CD Recensies

BEETHOVEN: PIANOSONATES NR. 22 EN 24, POGORELICH

Beethoven: Pianosonates nr. 22 in F op. 54 en 24 in Fis op. 78 Für Therese; Rachmaninov: Pianosonate nr. 2 in bes op. 36. Ivo Pogorelich. Sony 190759-5660-2 (54’02”). 2018

Na jaren noch op het concertpodium, noch op cd veel meer van Ivo Pogorelich te hebben te hebben gehoord, sloot hij begin 2019 een exclusief contract met Sony. Voorafgaand daaraan moet hij deze opname al hebben gemaakt. En dan te bedenken dat zijn vorige opname twintig jaar geleden werd gemaakt.

De altijd controversiêle pianist koos voor een programma dat bestaat uit twee middenperiode sonates en een dito Rachmaninov. In de praktijk komen we hier opnieuw een vertolker met heel eigen opvattingen tegen. 

Op. 54 van   Beethoven begint hij statig, maar met een ongewoon karakter en onduidelijke luide uitbarstingen, maar er zijn ook mooie momenten natuurlijk.Ook het dolce van het tweede deel raakt wat in de knel en het deel krijgt wat onsamenhangends.

Daarna krijgt op. 78 iets aantrekkelijk poëtisch weemoedigs, maar hoewel alle herhalingen in acht zijn genomen, zijn ze wat vaag in hun onderlinge verband.

De Pianosonate nr. 2 van Rachmaninov bestaat in twee versies, de originele uit 1931 en de herziene uit 1931. Pogorelich kiest de tweede en wijdt daar bijna een half uur aan. Hij begint veelbelovend aan het allegro agitato maar weet de opgewekte spanning onvoldoende vast te houden zodat de aandacht van de luisteraar geleidelijk verslapt. Bij een langzaam tempo meandert het tweede deel ook nogal. Frustrerend, hoe aan prachtige gedeelten afbreuk wordt gedaan door een minder bevredigende aanpak.

Daarom is deze uitgave vooral iets voor Pogorelichbewonderaars door dik en dun.

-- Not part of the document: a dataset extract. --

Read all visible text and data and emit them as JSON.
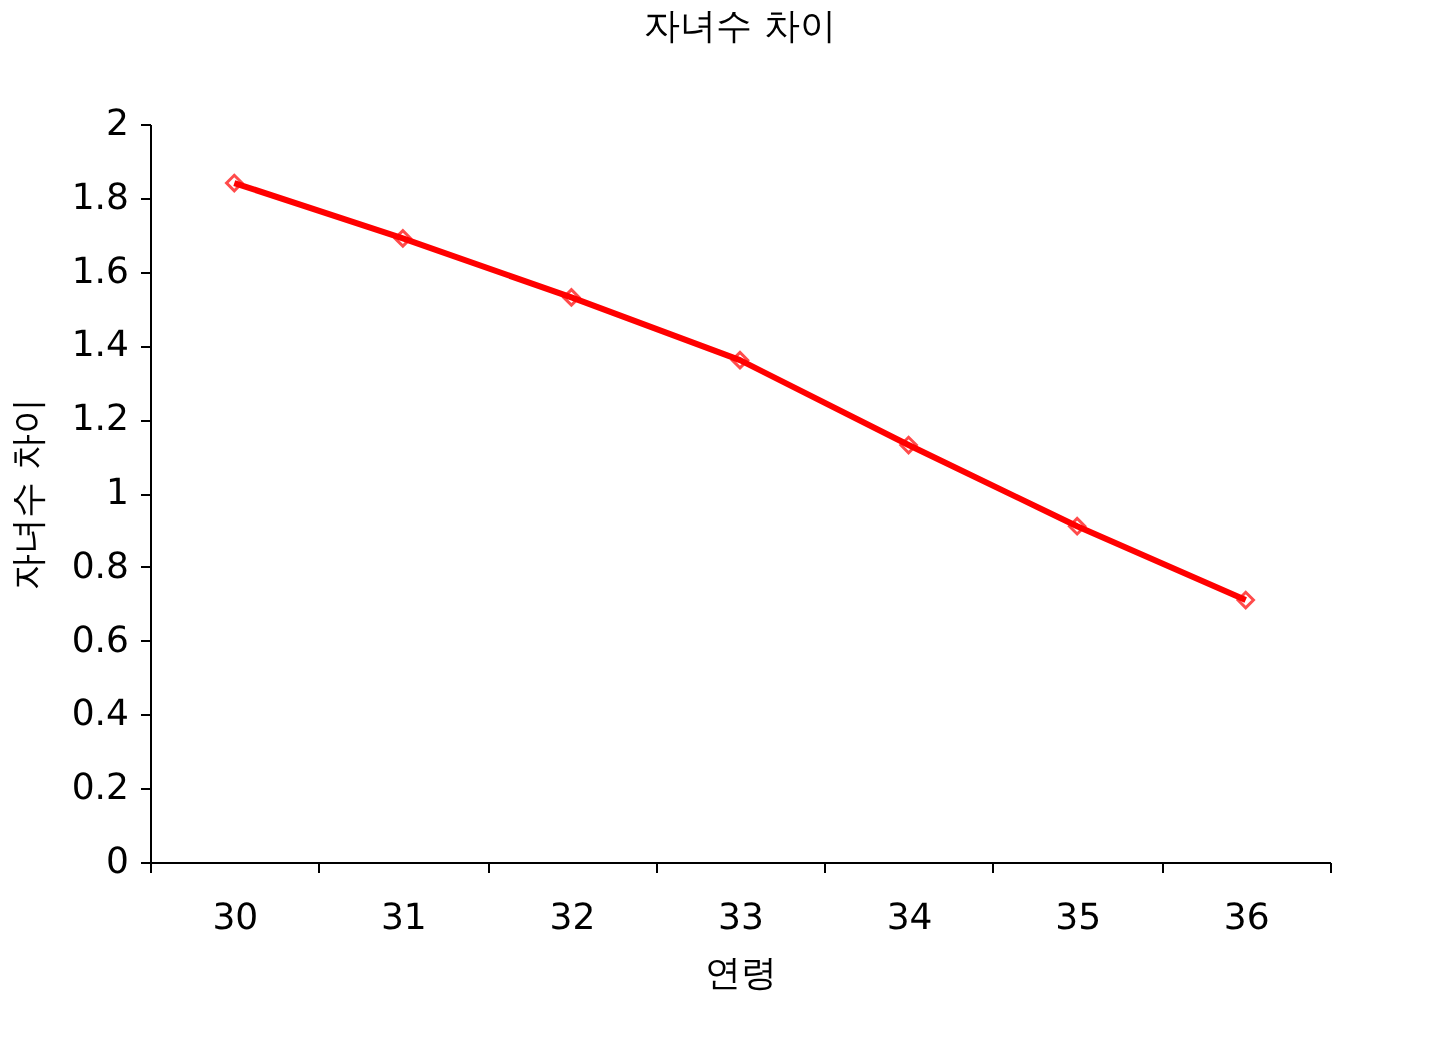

De koppeling is uniek, dus wie het om dit tweetal sonates van Beethoven gaat, moet uitwijken naar bijvoorbeeld Ronald Brautigam (BIS CD 1573), die hier ook de sonate nr. 21 Waldstein en 25 speelt.

Van Rachmaninovs Pianosonate nr. 2 verschenen juist de afgelopen jaren fijne opnamen van Nikolai Luganski (Naïve AM 208) en Xiayin Wang (Chandos CHAN 10816).